Advantages of Credit Sales

If you have a business and want to sell on credit, here are some ways you may benefit.

  • When a company sells on credit, it attracts new customers who would otherwise not buy from the company. This is mostly true for companies that sell expensive items.
  • Credit sales allow customers, especially business customers, to generate cash on the commodity before paying the seller. An example is when you buy a car on credit and use it for Uber and then pay back using the proceeds from Uber driving. Without credit sales, you will most likely not have the cash to pay for a new car.
  • Selling on credit increases the sales volume of a company since the number of customers will increase.

Disadvantages of Credit Sales

Selling on credit is not all rosy. You should be mindful of the pitfalls below! 
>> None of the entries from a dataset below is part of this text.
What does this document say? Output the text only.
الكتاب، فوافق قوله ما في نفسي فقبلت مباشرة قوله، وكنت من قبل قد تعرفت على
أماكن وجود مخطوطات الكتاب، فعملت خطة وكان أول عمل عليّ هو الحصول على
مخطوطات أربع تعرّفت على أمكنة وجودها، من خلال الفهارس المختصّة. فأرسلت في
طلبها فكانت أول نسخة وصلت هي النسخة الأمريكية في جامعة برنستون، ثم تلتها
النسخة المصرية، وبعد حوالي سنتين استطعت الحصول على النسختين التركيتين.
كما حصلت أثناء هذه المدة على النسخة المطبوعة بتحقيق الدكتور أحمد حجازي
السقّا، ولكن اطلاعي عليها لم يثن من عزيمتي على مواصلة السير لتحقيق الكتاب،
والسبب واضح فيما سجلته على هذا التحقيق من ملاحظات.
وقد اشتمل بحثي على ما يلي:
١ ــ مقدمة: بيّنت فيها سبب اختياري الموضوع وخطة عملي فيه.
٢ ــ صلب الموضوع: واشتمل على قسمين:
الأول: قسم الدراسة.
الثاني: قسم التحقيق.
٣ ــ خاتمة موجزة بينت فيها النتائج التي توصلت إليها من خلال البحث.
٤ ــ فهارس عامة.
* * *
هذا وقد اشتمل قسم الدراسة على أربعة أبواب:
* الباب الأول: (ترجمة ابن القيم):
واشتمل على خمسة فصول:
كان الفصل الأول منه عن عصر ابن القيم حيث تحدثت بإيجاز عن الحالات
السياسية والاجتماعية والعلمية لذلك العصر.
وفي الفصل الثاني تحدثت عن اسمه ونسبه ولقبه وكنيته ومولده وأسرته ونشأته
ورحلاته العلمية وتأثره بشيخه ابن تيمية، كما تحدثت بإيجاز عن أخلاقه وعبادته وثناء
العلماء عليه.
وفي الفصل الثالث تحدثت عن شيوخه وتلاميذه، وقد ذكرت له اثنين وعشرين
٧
  • When selling on credit, there is a chance that the customer may go bankrupt and fail to pay you. The company will lose revenue. The company will also have to write off the debt as bad debt. Companies usually estimate the creditworthiness or index of a customer before selling to such a customer on credit.
  • The responsibility of collecting debt is on the seller. This may involve huge resources and, therefore, a reduction in revenue. Most large companies have debt collection departments solely for recovering debts from their customers. If not, they have to hire debt collection services.
  • Companies that sell most of their goods on credit may have to resort to borrowing to keep up production. This increases the company’s interest payments at the end of the year.
  • Selling on credit requires you to keep two records, the first being the record of the credit sale and, subsequently, payments made by the customer. This means that more books will be required to keep all the records, which attracts higher bookkeeping expenses.

Conclusion

So, should you sell on credit? The best approach is to consider the advantages, the risks, and how much it will cost you to keep track of your debtors. Companies that sell capital intensive equipment are more likely to sell on credit, while companies that sell inexpensive items such as pencils are most unlikely to sell on credit.